Question

If the terms $\log x$, $\log \sqrt {6 - 2x}$, $\log \left( {x - 1} \right)$ are in an A.P. then, what are the number of possible values of $x$?
A) $0$
B) $1$
C) $2$
D) $3$

Answer 1

In this question, we are given three terms in log and we have been told that they are in A.P. We have been asked to find the value of x. Using the log property $\log c$, $c > 0$, make the conditions and try to find a number between those conditions. You can also use the common difference of A.P to find the required value. Keep the terms in the expression $2b = a + c$ and use log properties to simplify the equation. On simplifying, you will get the value of x.
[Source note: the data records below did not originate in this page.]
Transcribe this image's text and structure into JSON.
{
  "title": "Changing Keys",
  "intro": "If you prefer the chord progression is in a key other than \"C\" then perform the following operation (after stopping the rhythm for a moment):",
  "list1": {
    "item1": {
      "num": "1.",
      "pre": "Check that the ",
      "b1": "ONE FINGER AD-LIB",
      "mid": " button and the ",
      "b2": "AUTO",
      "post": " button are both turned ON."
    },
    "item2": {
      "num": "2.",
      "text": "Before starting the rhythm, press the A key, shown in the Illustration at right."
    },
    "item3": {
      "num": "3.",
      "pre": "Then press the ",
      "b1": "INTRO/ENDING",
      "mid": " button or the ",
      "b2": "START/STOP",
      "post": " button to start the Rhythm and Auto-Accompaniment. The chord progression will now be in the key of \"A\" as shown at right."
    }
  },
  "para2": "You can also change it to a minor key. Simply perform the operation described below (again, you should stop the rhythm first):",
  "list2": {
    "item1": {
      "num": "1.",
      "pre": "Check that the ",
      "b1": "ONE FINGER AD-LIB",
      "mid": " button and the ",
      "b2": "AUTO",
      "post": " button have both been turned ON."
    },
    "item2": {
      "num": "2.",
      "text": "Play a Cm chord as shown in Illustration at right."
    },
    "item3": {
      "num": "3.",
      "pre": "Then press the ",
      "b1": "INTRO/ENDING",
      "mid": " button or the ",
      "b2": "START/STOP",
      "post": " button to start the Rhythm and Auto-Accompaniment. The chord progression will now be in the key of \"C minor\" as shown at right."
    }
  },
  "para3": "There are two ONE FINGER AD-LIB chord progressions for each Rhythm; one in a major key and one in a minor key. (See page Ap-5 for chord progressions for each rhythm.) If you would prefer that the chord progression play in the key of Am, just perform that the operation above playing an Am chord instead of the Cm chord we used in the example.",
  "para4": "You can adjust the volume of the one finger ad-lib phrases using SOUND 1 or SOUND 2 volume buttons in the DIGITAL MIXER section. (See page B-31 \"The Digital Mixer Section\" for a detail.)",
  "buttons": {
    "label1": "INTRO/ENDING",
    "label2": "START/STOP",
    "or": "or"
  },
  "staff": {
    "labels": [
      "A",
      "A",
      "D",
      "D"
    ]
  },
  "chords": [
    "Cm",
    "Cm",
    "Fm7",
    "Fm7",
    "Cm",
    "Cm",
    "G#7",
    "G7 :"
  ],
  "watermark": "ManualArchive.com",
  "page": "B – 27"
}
Complete step-by-step solution:
We are given 3 terms in log and we have been told that they are in an A.P. We have been asked to find the value of $x$.
We will solve this question using 2 following conditions –

1. In $\log c$, $c > 0$. So, we will use this condition to determine the possible values.
2. Difference between the terms in an A.P is the same.
   $\Rightarrow$ Using condition 1, we can say that –
   1)$x > 0$,
   2)$6 - 2x > 0$
   $\Rightarrow 6 > 2x$
   $\Rightarrow 3 > x$
   3)$x - 1 > 0$
   $\Rightarrow x > 1$
   Therefore, our $x$ is greater than 0 and 1 and smaller than 3. Basically, it lies between 1 and 3. Hence, the value of $x$ is 2. But, we will cross verify this with condition 2.
   $\Rightarrow$ In 2nd condition, we will use the given fact that the three given terms are in A.P.
   If a, b, c are in an A.P, then $2b = a + c$. We will use this on the given terms.
   $\log x$, $\log \sqrt {6 - 2x}$, $\log \left( {x - 1} \right)$ are in A.P.
   $\Rightarrow 2\log \sqrt {6 - 2x} = \log x + \log \left( {x - 1} \right)$
   Using properties of log to solve the equation, $\left( {2\log x = \log {x^2}{\text{ and }}\log m + \log n = \log mn} \right)$
   $\Rightarrow \log {\left( {\sqrt {6 - 2x} } \right)^2} = \log x\left( {x - 1} \right)$
   Comparing both the sides,
   $\Rightarrow {\left( {\sqrt {6 - 2x} } \right)^2} = x\left( {x - 1} \right)$
   Simplifying the equation,
   $\Rightarrow 6 - 2x = {x^2} - x$
   $\Rightarrow {x^2} + x - 6 = 0$
   Now, we have a quadratic equation. Let us solve it –
   $\Rightarrow {x^2} + 3x - 2x - 6 = 0$
   $\Rightarrow \left( {x + 3} \right)\left( {x - 2} \right) = 0$
   This gives us two values of x,
   $\Rightarrow x = - 3,2$
   But x cannot be negative because there is a rule of log which says that – in $\log c$, $c > 0$.
   Therefore, the required value of x is option C) 2.

Note: We have remembered that, in mathematics, the logarithm is the inverse function to exponentiation. That means the logarithm of a given number x is the exponent to which another fixed number, the base b, must be raised, to produce that number x. In the simplest case, the logarithm counts the number of occurrences of the same factor in repeated multiplication.